Voices

Reassessing Going Concern Warnings

Peter Bible, a partner-in-charge of the Public Companies Group at the accounting firm EisnerAmper, recently shared some thoughts about potential reforms for going concern warnings.

He views going concern warnings as basically after-the-fact excuses used by corporate leaders who are looking to point fingers when they didn't practice effective due diligence in whom to extend credit.

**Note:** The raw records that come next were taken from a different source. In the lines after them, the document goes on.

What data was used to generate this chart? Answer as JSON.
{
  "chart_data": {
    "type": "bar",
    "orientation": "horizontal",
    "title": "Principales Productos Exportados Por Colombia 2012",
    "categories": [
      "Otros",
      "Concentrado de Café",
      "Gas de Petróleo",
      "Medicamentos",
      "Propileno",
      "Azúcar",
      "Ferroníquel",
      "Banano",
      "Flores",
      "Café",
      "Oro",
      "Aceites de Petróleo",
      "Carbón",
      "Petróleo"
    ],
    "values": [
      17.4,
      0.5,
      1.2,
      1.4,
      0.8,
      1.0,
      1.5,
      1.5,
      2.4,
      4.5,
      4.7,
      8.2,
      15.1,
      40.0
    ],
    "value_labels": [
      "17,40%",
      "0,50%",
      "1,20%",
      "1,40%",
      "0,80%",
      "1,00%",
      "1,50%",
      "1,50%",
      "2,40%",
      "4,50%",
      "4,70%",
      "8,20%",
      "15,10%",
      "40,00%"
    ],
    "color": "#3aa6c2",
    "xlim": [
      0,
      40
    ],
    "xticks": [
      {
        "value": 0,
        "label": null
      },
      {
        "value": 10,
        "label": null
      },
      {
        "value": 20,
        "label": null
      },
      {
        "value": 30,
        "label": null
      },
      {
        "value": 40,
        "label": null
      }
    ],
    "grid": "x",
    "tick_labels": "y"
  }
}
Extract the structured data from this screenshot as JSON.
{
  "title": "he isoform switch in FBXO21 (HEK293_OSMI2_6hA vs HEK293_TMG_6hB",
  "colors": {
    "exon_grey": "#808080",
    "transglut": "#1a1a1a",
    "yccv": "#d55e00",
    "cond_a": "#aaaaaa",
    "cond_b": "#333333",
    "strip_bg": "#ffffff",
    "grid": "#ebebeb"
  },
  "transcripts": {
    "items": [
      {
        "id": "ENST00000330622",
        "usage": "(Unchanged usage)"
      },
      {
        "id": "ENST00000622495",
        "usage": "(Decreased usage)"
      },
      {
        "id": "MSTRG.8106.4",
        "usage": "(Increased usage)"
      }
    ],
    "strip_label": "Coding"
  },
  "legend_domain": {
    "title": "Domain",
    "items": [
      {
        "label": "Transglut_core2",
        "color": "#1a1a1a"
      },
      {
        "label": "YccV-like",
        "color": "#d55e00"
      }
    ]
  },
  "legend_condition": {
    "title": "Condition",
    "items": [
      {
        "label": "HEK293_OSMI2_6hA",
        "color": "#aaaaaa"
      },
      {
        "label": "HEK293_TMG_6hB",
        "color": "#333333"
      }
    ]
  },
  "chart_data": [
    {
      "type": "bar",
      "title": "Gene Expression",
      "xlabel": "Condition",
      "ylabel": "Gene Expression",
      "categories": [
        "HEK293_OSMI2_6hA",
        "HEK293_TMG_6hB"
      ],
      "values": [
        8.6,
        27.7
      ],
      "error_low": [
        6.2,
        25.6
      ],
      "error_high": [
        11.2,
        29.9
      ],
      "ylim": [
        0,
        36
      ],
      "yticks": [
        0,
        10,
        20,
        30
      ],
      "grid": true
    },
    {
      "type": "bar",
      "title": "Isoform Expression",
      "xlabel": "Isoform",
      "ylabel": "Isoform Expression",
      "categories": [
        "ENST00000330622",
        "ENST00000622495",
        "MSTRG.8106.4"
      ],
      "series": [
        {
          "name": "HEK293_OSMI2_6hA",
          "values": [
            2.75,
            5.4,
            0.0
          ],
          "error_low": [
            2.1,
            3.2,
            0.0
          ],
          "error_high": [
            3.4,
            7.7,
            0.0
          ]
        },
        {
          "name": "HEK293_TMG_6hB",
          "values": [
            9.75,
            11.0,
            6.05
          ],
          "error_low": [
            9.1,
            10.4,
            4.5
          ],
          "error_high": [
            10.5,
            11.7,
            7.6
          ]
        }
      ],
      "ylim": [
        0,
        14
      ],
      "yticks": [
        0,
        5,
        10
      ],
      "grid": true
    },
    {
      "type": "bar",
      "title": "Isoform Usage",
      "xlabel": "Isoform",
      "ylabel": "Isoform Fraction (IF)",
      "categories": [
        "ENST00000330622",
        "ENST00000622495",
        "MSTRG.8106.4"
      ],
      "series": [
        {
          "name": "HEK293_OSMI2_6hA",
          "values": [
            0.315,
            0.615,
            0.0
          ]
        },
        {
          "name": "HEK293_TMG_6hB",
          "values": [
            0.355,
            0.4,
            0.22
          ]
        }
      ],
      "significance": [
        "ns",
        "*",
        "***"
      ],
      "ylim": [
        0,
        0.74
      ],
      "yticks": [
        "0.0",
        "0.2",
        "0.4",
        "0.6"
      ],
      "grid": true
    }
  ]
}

“You have to go really way back in time to the evolution of accounting and what going concern is all about,” he told me. “SAS 59, which requires the auditor to assess whether there is substantial doubt about continuing as a going concern was issued in I think 1989. Over the course of the Clinton administration and the Bush administration, the bankruptcy laws were amended several times. The market uses a going concern warning to mean that they are going to go into Chapter 11, but that’s not what that opinion is about. What it’s saying is that the basis of reporting assumes going concern and you stay on that basis until liquidation appears imminent. So even if a company were to file Chapter 11, that doesn’t assume the going concern basis is inappropriate. The qualification has evolved to whether or not you should be using what has been known as the historical basis of accounting.”

Bible believes it’s probably too late to put the toothpaste back into the tube. “To get it back in is close to impossible,” he said. “The world has evolved to where people say that’s signaling a Chapter 11 filing, but if you read the words literally, it says no adjustments have been made to reflect this uncertainty. Those adjustments would be to go to a liquidation basis of accounting, at which time you would get a clean opinion, which is acceptable under GAAP.”

A Chapter 11 filing does not necessarily result in an immediate liquidation, Bible noted. “In fact, part of the Chapter 11 process is a determination of whether the best course of recovery for creditors is to leave the company alive to restructure or liquidate it," he pointed out. "This determination should be with the company’s management as it goes to the basis of accounting. This should not be an auditor’s determination. Do auditors choose depreciation or inventory-pricing methods?”

Companies should constantly access the credit worthiness of their customers, Bible noted. “If they are waiting on an auditor’s going concern qualification to deny credit, they will not be in business for long.”